Many of the children are raised without fathers and in many cases, by a mother who is loosely present and typically at work throughout the day. I learned a new definition of “adult.” Unlike in the West, where an adult is usually defined by their age, the title here is granted once one assumes the role of a parent; biological, or in the form of a caretaker, at any age. In our family interviews we encountered many who assumed this role, eldest sibling to the director of a local NGO, Maria.
Maria assumed this position part-time only a few years prior. She has now turned it into a full-time project, alongside her close friend, Gerard. These two run a youth-development center that focuses their outreach within the extremely dense favelas of Capão Redondo, SP. Through them, we were able to interact with an endless influx of the children and interview their families daily. We set out to capture the root of vulnerability to drugs, violence, and limited access to opportunities within their communities. We learned many attribute vulnerability to a large disconnect with the municipal government, the urban core, and disinvestment into the community. Through an external lens, many would agree without hesitation. Although, one may argue these are significant problems that require years of research and attention to properly address. From an internal perspective, we found something else, a solution, through the lens of our focus, the children.
There were pictures of food, plants, art, and open-spaces. While it is essential to consider education and future employment opportunities, we must acknowledge the role of a proper childhood. These children, just like every single other child across the globe, simply desired a space to play and some beautiful scenery. In many cases, that was too much to ask. That is why organizations such as Maria and Gerard’s continue to respond to the call. Without early exposure to life’s more beautiful moments, these children are forced to face the unfiltered environment we walked into on our first day, without context. Such an environment can mold the very person that contributes to an unsavory lifestyle; the type that adds to a perpetual cycle of violence and drug-use that left this community labeled the world’s most dangerous a decade before.

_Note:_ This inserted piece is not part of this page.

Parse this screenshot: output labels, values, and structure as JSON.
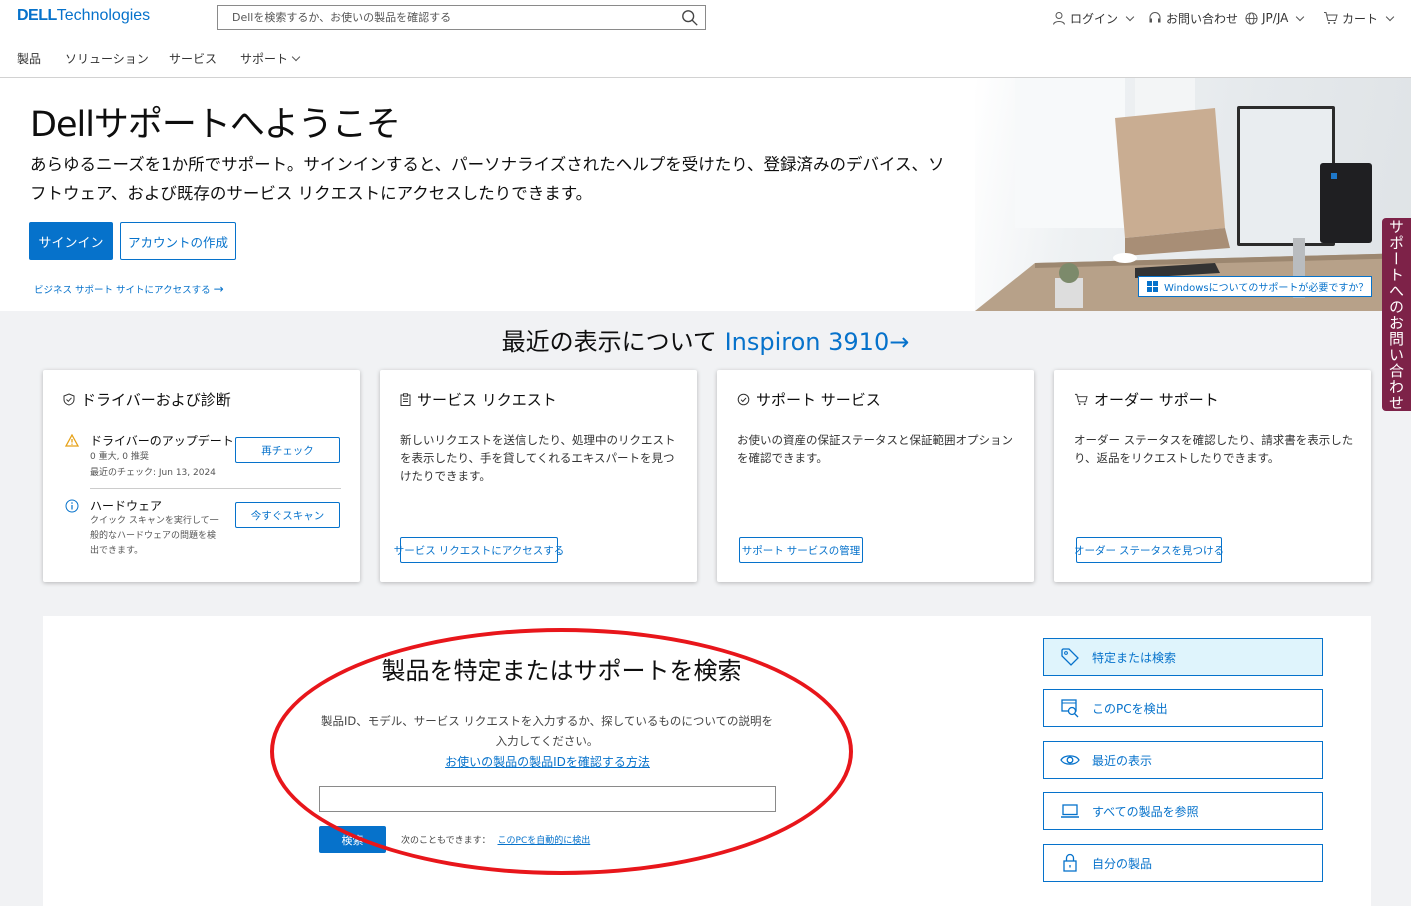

Granted a care-free childhood, these children can learn from their peers and the environment, make mistakes when they can still get away with them. There are just as many opportunities to learn from the real world as there are to learn from the classroom, especially at an early age; how to deal with bullies, how to make a friend, or how to be one. These are all small skills, only reasonably attainable in youth, yet vehemently necessary to navigate a volatile climate in the future.
Subject’s names have been changed to protect their own identities.